Gerçekten de, hiçbir olay, hiçbir gelişim bu düsturundan vazgeçiremedi Hamdi yoldaşımız’ı.
Almanya’ya kaynakçı olarak bir tersanede çalışmaya geldiğinde de ilk işi sendikaya girmek olur. Kaldığı işçi yurdundaki sorunların çözümü için de şikayet etmekle değil, işçi arkadaşlarını örgütlemekle işe başlar. Vakit geçirmeksizin Lübeck’deki Türkiyeli işçilerin derneğinde aktif olur. Derneğin hızla büyümesine, çevresinde tanınan bir örgüt olmasına katkısı çok büyük olur. Yardımseverliği onu tanıyan herkesin hemen saptayacağı bir yanıdır. Sadece o da değil; nerede bir haksızlık görse, ona karşı mücadele için çevresindeki insanları örgütlemekten başka bir şey düşünmez.
Dikkat çeken bir militan
Sendikada, işçi örgütündeki çalışmalarıyla, tükenmez enerjisiyle partinin dikkatini çeker. 1978’de de dilekçesini alırlar. Çalışmalarına daha bir güvenle, daha bilinçli bir şekilde hız verir.

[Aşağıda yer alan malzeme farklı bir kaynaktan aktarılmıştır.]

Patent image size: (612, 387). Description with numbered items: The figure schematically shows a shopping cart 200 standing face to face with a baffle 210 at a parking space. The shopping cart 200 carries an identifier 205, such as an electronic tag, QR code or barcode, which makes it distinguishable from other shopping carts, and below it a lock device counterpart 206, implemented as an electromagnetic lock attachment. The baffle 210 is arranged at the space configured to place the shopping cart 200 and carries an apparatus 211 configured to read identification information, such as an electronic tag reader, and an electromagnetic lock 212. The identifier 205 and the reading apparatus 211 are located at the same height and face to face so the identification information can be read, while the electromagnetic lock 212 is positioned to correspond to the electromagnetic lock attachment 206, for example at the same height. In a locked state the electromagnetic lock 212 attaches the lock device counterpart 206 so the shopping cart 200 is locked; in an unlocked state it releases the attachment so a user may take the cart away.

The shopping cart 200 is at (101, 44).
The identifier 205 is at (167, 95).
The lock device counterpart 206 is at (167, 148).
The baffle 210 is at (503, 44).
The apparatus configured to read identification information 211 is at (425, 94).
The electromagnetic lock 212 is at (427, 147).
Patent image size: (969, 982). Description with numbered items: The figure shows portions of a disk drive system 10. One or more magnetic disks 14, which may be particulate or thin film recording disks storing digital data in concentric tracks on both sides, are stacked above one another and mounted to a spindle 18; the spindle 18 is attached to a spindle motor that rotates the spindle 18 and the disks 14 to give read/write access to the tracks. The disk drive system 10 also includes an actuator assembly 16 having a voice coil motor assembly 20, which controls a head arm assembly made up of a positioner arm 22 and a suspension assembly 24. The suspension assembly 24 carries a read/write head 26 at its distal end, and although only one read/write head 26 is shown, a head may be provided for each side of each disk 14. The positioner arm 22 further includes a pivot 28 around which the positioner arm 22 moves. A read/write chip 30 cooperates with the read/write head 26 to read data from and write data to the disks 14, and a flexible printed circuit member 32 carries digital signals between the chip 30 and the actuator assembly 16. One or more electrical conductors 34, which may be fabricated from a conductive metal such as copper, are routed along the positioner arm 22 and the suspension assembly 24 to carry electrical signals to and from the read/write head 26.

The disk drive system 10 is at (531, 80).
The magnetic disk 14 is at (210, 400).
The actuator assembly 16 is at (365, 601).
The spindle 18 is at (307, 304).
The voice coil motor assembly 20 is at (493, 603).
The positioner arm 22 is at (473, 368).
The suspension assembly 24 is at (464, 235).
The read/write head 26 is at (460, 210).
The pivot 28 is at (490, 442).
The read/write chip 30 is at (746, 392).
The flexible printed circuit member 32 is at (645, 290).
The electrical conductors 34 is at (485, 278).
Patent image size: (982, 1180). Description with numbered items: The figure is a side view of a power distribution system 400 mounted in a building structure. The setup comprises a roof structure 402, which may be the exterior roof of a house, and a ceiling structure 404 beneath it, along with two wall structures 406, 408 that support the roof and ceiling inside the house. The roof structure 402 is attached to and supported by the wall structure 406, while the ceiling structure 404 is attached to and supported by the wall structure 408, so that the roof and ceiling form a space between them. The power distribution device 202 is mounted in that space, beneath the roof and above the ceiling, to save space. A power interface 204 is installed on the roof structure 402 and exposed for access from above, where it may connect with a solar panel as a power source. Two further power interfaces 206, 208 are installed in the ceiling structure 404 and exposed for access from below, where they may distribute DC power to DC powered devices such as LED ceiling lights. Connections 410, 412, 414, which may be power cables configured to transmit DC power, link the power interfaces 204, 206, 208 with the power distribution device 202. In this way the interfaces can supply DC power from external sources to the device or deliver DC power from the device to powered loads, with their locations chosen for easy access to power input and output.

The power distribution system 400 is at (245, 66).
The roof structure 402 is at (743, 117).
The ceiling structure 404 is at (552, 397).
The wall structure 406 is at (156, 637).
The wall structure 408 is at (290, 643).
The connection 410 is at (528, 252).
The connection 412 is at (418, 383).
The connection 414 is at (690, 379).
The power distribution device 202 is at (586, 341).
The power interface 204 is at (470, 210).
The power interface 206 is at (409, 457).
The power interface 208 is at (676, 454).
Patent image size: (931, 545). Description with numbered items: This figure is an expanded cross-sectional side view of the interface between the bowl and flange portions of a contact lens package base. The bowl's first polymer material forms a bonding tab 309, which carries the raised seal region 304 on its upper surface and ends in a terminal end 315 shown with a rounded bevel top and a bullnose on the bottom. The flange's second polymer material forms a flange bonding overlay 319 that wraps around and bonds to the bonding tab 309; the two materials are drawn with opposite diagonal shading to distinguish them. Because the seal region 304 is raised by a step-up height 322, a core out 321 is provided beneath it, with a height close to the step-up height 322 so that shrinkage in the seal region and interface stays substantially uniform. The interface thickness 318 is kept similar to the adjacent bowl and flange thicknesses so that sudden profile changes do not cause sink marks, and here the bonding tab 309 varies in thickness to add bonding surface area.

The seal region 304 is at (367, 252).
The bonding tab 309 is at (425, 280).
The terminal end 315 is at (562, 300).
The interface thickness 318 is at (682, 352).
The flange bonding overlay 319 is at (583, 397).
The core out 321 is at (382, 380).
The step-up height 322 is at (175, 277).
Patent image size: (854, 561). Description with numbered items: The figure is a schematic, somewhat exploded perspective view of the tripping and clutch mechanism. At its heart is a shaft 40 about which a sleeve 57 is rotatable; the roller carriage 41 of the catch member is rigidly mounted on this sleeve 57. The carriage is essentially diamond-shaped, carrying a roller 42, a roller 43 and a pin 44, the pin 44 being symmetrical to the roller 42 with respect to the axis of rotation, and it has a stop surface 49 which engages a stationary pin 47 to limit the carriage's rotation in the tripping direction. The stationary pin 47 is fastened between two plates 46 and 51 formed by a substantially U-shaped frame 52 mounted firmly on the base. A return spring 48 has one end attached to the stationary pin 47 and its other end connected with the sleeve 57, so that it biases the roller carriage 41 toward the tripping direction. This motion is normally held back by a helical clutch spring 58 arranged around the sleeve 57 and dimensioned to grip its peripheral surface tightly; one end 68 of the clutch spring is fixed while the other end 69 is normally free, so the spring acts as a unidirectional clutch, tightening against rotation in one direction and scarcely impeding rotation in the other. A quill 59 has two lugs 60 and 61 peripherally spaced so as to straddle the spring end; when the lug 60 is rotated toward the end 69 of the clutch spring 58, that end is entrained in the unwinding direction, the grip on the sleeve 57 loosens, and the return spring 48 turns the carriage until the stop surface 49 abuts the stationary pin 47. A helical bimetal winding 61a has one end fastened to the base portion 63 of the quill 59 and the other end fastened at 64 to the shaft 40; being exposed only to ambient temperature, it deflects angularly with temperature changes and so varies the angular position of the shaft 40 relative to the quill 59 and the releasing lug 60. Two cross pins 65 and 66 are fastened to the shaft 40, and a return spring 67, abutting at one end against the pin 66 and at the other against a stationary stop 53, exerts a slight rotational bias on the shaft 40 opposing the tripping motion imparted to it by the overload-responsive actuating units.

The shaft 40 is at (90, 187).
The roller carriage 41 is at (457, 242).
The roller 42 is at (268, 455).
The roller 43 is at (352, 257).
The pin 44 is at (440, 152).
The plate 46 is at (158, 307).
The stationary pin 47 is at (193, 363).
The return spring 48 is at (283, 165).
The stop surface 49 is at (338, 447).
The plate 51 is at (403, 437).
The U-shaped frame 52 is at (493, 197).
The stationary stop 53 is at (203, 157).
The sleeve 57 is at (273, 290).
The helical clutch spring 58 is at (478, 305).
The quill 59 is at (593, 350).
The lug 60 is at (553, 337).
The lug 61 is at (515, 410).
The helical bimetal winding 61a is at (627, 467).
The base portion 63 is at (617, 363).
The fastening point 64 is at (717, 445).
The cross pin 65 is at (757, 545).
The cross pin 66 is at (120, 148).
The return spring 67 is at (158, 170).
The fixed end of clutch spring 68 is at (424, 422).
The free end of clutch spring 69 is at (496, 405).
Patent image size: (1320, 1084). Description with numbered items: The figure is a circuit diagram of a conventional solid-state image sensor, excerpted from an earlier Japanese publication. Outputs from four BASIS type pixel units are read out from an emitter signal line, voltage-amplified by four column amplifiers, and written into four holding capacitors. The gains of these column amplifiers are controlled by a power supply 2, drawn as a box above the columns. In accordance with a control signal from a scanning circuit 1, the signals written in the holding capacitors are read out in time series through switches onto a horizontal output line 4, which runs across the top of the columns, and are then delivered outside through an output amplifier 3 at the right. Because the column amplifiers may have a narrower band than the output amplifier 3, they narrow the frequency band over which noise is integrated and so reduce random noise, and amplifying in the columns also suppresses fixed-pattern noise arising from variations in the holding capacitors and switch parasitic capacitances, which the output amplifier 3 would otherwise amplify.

Örgüt militanında olması gereken tüm nitelikleri kişiliğinde toplamış bir komünisttir. Enerjiktir, çalışkandır, yaratıcıdır; işçiler arasında liderlik vasıflarıyla hemen göze çarpmaktadır. Ve en önemlisi, partisine sıkı sıkıya bağlıdır. Öylesine ki... Çok para kazanabileceği bir iş kurma arefesinde parti ona, “Düsseldorf’a gel; orada seni yeni bir görev bekliyor” dediğinde, “nerede iş bulurum, nasıl yaşarım” gibi sorular sormak aklının ucundan bile geçmez. Bir an bile duraksamaz. Çoluk çocuğunu kaptığı gibi soluğu o kentte alır.
Uzun yıllar Federal Almanya İşçi Dernekleri Federasyonu’nun (FİDEF) saymanı olarak çalışır. Tek kuruşu sektirmeyen, örgütünün mali gücünü sürekli artıran, herkesin dürüstlüğüne güvendiği bir saymandır.
Partinden şaşma!
Partisinin sarsıntı geçirdiği yıllarda, o kendi düsturuna bağlı kalarak, sarsıntıya uğramaz. Sorunların bir biçimde çözüleceğine güvenle partisini terk etmez. TİP-TKP birleşmesi sonrası TBKP’nin kuruluşunda da kurucu üye olarak yer alır. Daha sonraki yıllarda da: “Ne olursa olsun, partini terk etme!”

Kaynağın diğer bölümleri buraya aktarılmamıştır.